Im Mai 2013 beendeten 500 Arbeiter*innen in Hongkong einen 40-tägigen Streik. Der Gewerkschaftsverband Hong Kong Confederation of Trade Unions (HKCTU), der die streikenden Arbeiter*innen vertrat, erzielte eine Vereinbarung über eine Lohnerhöhung von fast 10 %. Es war der längste Arbeitskampf in Hongkong seit dem Seemannsstreik von 1922, der 55 Tage andauerte.

Panamakanal

Der Panamakanal, das lateinamerikanische Pendant zum Suezkanal, der den Pazifik mit dem Atlantik verbindet, ist eine weitere von Menschenhand geschaffene Verkehrsader, die für die internationale Schifffahrt und den Handel lebenswichtig ist. Im Januar 2012 errangen die Arbeiter*innen des Erweiterungsprojekts des Panamakanals deutliche Lohnerhöhungen, nachdem sie nur sieben Tage lang gestreikt hatten. Die Geschäftsleitung stimmte einer Überprüfung der Überstundenzahlungen, des Urlaubsausgleichs und der Arbeitszeiten zu, sowie der Wiedereinstellung eines Arbeiters, der wegen eines Streits mit einem Vorgesetzten entlassen wurde.

Streik am Suez-Kanal

Die Arbeiter*innen am Suez-Kanal wissen um ihre Macht und haben sie bei zahlreichen Gelegenheiten wirksam eingesetzt. Nicht zuletzt während des "Arabischen Frühlings" in Ägypten, als sie sich 2011 am Generalstreik beteiligten. Der Streik war ein Schlüsselfaktor für das Ende der Herrschaft von Hosni Mubarak.

Streik der Chilenische Lkw-Fahrer*innen

Im September 2020 errangen die Fahrer*innen in Chile nach einem einwöchigen Streik wichtige Verbesserungen bei der Sicherheit. Der Milliardär-Präsident Sebastian Pinera gab den Forderungen nur widerwillig nach, verurteilte aber gleichzeitig die Taktik der Fahrer*innen.
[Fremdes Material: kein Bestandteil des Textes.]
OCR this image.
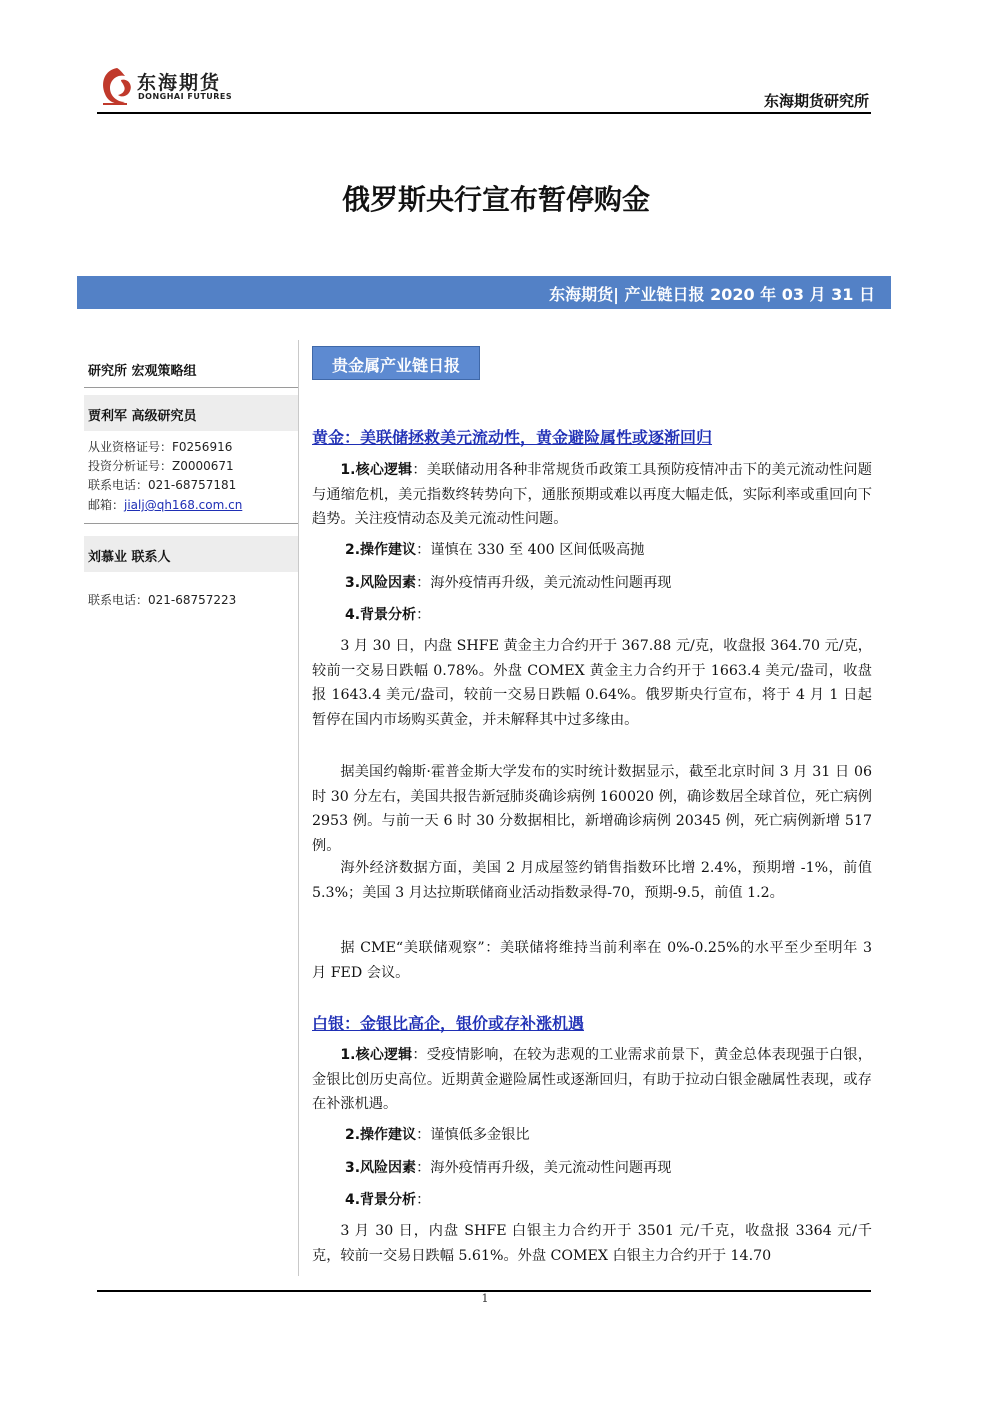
东海期货
DONGHAI FUTURES	东海期货研究所
俄罗斯央行宣布暂停购金
东海期货| 产业链日报 2020 年 03 月 31 日
研究所 宏观策略组
贾利军 高级研究员
从业资格证号：F0256916
投资分析证号：Z0000671
联系电话：021-68757181
邮箱：jialj@qh168.com.cn
刘慕业 联系人
联系电话：021-68757223
贵金属产业链日报
黄金：美联储拯救美元流动性，黄金避险属性或逐渐回归
1.核心逻辑：美联储动用各种非常规货币政策工具预防疫情冲击下的美元流动性问题与通缩危机，美元指数终转势向下，通胀预期或难以再度大幅走低，实际利率或重回向下趋势。关注疫情动态及美元流动性问题。
2.操作建议：谨慎在 330 至 400 区间低吸高抛
3.风险因素：海外疫情再升级，美元流动性问题再现
4.背景分析：
3 月 30 日，内盘 SHFE 黄金主力合约开于 367.88 元/克，收盘报 364.70 元/克，较前一交易日跌幅 0.78%。外盘 COMEX 黄金主力合约开于 1663.4 美元/盎司，收盘报 1643.4 美元/盎司，较前一交易日跌幅 0.64%。俄罗斯央行宣布，将于 4 月 1 日起暂停在国内市场购买黄金，并未解释其中过多缘由。
据美国约翰斯·霍普金斯大学发布的实时统计数据显示，截至北京时间 3 月 31 日 06 时 30 分左右，美国共报告新冠肺炎确诊病例 160020 例，确诊数居全球首位，死亡病例 2953 例。与前一天 6 时 30 分数据相比，新增确诊病例 20345 例，死亡病例新增 517 例。
海外经济数据方面，美国 2 月成屋签约销售指数环比增 2.4%，预期增 -1%，前值 5.3%；美国 3 月达拉斯联储商业活动指数录得-70，预期-9.5，前值 1.2。
据 CME“美联储观察”：美联储将维持当前利率在 0%-0.25%的水平至少至明年 3 月 FED 会议。
白银：金银比高企，银价或存补涨机遇
1.核心逻辑：受疫情影响，在较为悲观的工业需求前景下，黄金总体表现强于白银，金银比创历史高位。近期黄金避险属性或逐渐回归，有助于拉动白银金融属性表现，或存在补涨机遇。
2.操作建议：谨慎低多金银比
3.风险因素：海外疫情再升级，美元流动性问题再现
4.背景分析：
3 月 30 日，内盘 SHFE 白银主力合约开于 3501 元/千克，收盘报 3364 元/千克，较前一交易日跌幅 5.61%。外盘 COMEX 白银主力合约开于 14.70
1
Der einwöchige Ausstand führte zu einem erheblichen Rückstau in den Häfen, wobei ein Hafenbeamter sagte, dass fast keine Exportsendungen wie geplant abfuhren.

Hafenstreik am Roten Meer während der sudanesischen Revolution

Während der sudanesischen Revolution 2019 riefen Arbeiter*innen im Hafen am Roten Meer, der nicht weit vom Suez entfernt liegt, zu einem Streik auf, um die Forderungen nach mehr Demokratie zu unterstützen. Port Sudan gehörte zu den ersten, die sich an der Revolution beteiligten, und hatte eine große und inspirierende Rolle bei der Ausbreitung des Aufstands auf den Rest des Landes. Der Hafenstreik wurde im Mai ausgerufen, und im Juni schlossen sich Millionen sudanesischer Arbeiter*innen einem Generalstreik an.
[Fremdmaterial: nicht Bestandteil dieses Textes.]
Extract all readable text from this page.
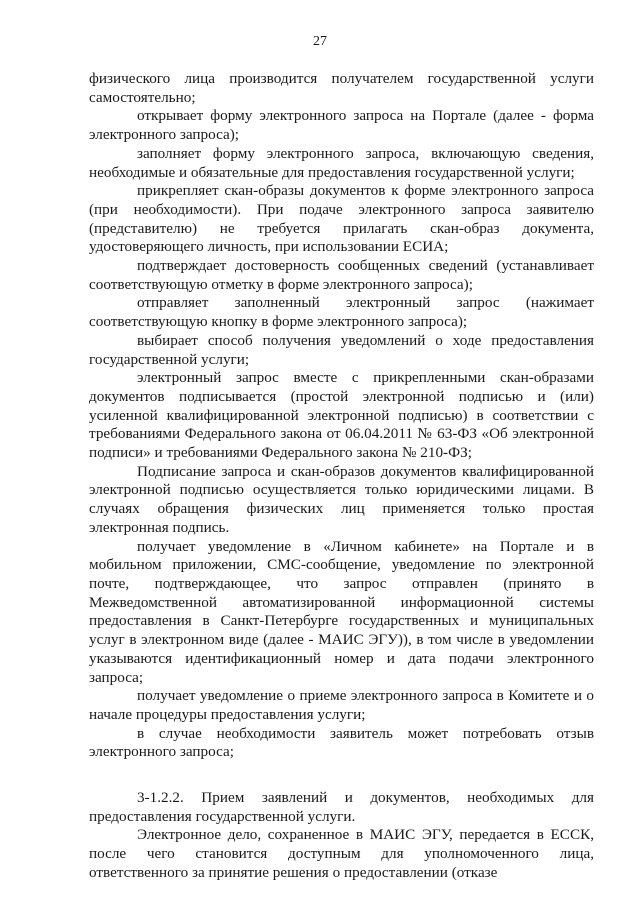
27

физического лица производится получателем государственной услуги самостоятельно;

открывает форму электронного запроса на Портале (далее - форма электронного запроса);

заполняет форму электронного запроса, включающую сведения, необходимые и обязательные для предоставления государственной услуги;

прикрепляет скан-образы документов к форме электронного запроса (при необходимости). При подаче электронного запроса заявителю (представителю) не требуется прилагать скан-образ документа, удостоверяющего личность, при использовании ЕСИА;

подтверждает достоверность сообщенных сведений (устанавливает соответствующую отметку в форме электронного запроса);

отправляет заполненный электронный запрос (нажимает соответствующую кнопку в форме электронного запроса);

выбирает способ получения уведомлений о ходе предоставления государственной услуги;

электронный запрос вместе с прикрепленными скан-образами документов подписывается (простой электронной подписью и (или) усиленной квалифицированной электронной подписью) в соответствии с требованиями Федерального закона от 06.04.2011 № 63-ФЗ «Об электронной подписи» и требованиями Федерального закона № 210-ФЗ;

Подписание запроса и скан-образов документов квалифицированной электронной подписью осуществляется только юридическими лицами. В случаях обращения физических лиц применяется только простая электронная подпись.

получает уведомление в «Личном кабинете» на Портале и в мобильном приложении, СМС-сообщение, уведомление по электронной почте, подтверждающее, что запрос отправлен (принято в Межведомственной автоматизированной информационной системы предоставления в Санкт-Петербурге государственных и муниципальных услуг в электронном виде (далее - МАИС ЭГУ)), в том числе в уведомлении указываются идентификационный номер и дата подачи электронного запроса;

получает уведомление о приеме электронного запроса в Комитете и о начале процедуры предоставления услуги;

в случае необходимости заявитель может потребовать отзыв электронного запроса;

3-1.2.2. Прием заявлений и документов, необходимых для предоставления государственной услуги.

Электронное дело, сохраненное в МАИС ЭГУ, передается в ЕССК, после чего становится доступным для уполномоченного лица, ответственного за принятие решения о предоставлении (отказе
Streik der Arbeiter*innen von UPS 1997

Der Streik bei United Parcel Service von 1997, angeführt von der Gewerkschaft Teamsters, begann im August 1997 und betraf über 185.000 Angestellte. Der Streik legte den Betrieb von UPS für 16 Tage lahm und kostete UPS 600 Millionen Dollar. Der Streik war ein Sieg für die Arbeiter*innen, denn er führte zu einem neuen Vertrag, der ihre Löhne erhöhte, ihre bestehenden Leistungen sicherte und mehr Arbeitsplatzsicherheit bot. Der Streik war der größte, den das Land je gesehen hatte. Darüber hinaus stimmte UPS zu, dass das Unternehmen nun verpflichtet ist, künftige Erhöhungen der Gewichtsgrenzen für Pakete mit den Teamstern zu besprechen. UPS erklärte sich bereit, die Vergabe von Unteraufträgen mit Ausnahme von Spitzenzeiten einzustellen und aus Teilzeitstellen 10.000 Vollzeitstellen zu schaffen.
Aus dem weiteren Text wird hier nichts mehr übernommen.